L’hospitalité sans condition : le contraire de la tolérance
« La tolérance est d’abord une charité », précise d’emblée Derrida. A ce titre, la tolérance est toujours déjà de la côté du raison du plus fort et du côté de la souveraineté. La tolérance est « le bon visage de la souveraineté qui, depuis sa hauteur, signifie à l’autre : je te laisse vivre, tu n’es pas insupportable, je te laisse une place chez moi, mais ne l’oublie pas, je suis chez moi ». A l’inverse, et comme son pôle contraire, ce serait l’hospitalité qu’il faudrait appeler de ses vœux. Et l’auteur de rappeler que l’expression « seuil de tolérance », en France, a été employée afin de restreindre l’immigration par François Mitterand : à partir d’un certain « seuil » donc, l’assimilation ne pourrait se faire : la tolérance est une hospitalité conditionnelle et circonstanciée, en quelque sorte une permission accordée à l’autre de survivre.
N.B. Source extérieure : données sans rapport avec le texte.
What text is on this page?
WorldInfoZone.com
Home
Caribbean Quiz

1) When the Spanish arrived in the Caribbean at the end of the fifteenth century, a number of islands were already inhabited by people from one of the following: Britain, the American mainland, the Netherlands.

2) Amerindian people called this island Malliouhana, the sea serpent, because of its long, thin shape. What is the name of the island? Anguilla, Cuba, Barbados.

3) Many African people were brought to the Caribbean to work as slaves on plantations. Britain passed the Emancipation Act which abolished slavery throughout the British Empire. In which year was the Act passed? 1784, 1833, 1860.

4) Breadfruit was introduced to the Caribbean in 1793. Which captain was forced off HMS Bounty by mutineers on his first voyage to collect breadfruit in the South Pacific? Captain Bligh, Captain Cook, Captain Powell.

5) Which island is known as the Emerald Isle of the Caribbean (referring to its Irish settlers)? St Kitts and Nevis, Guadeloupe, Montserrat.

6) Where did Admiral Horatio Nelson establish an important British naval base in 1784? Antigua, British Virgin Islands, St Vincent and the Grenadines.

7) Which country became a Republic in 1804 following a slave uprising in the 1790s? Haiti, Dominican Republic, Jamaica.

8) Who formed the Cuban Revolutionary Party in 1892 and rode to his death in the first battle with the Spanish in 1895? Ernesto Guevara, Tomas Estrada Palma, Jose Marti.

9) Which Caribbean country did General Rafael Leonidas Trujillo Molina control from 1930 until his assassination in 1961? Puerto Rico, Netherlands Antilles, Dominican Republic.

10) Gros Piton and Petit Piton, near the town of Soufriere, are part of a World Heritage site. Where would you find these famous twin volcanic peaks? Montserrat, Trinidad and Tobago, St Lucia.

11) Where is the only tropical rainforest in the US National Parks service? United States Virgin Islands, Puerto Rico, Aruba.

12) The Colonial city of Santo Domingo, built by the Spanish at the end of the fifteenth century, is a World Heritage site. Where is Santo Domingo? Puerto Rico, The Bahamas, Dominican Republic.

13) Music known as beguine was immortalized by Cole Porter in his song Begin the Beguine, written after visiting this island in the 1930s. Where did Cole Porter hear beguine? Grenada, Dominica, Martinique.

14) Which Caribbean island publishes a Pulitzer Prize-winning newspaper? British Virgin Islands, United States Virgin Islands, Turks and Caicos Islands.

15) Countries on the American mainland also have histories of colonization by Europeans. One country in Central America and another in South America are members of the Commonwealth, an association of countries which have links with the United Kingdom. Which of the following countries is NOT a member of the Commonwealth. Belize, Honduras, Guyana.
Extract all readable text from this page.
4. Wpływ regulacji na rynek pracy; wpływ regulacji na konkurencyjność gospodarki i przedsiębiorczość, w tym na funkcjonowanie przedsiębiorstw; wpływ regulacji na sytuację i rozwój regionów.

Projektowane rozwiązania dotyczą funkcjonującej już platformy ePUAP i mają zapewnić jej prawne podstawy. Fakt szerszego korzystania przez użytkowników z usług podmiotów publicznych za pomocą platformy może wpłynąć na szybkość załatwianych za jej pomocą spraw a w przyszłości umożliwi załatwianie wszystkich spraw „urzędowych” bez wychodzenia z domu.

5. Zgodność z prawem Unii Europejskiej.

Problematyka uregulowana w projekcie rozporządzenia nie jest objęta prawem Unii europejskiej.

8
Or l’hospitalité inconditionnelle est la condition éthique de toute politique, bien qu’elle ne puisse pas être politique elle-même, se révélant vite impossible à vivre et à organiser concrètement. A ce titre, il incombe de distinguer entre deux pôles indissociables et néanmoins hétérogènes : l’hospitalité inconditionnelle et l’hospitalité conditionnelle. « J’entends bien que ce concept de la pure hospitalité ne peut avoir aucun statut juridique ou politique. Aucun Etat ne peut l’inscrire dans ses lois. Mais sans la pensée, au moins, de cette hospitalité pure et inconditionnelle, de l’hospitalité elle-même, on n’aurait aucun concept de l’hospitalité en général, on ne pourrait même déterminer aucune norme de l’hospitalité conditionnelle (avec ses rites, son statut juridique, ses normes, ses conventions nationales ou internationales) ».
Le cosmopolitisme : la défense de l’héritage des Lumières
Déconstruire l’idée d’Etat semble à première vue mener en droite ligne au cosmopolitisme. Pourtant, au sens classique, celui-ci suppose toujours une forme de souveraineté étatique, et quelque chose comme un Etat mondial. Or la « forme-Etat » ne doit pas constituer le dernier mot de la politique. D’abord en raison de l’autonomie inconditionnelle qu’il faut postuler pour le sujet, qui est un « vivant singulier » avant d’être un citoyen. Si le cosmopolitisme rappelle le projet kantien hérité des Lumières, le 11 septembre, événement majeur engendré par le système mondial de l’information sans frontières, oblige à penser sa mise en place effective.
Cette question, Derrida ne fait que l’ouvrir sans y apporter de réponse effective. Le cosmopolitisme est porteur du dilemme suivant : comment instaurer un droit international en l’absence de gouvernement étatique mondial ? Une certitude pourtant : la politique internationale et la diplomatie de l’après 11 septembre ne pourra se passer de la philosophie.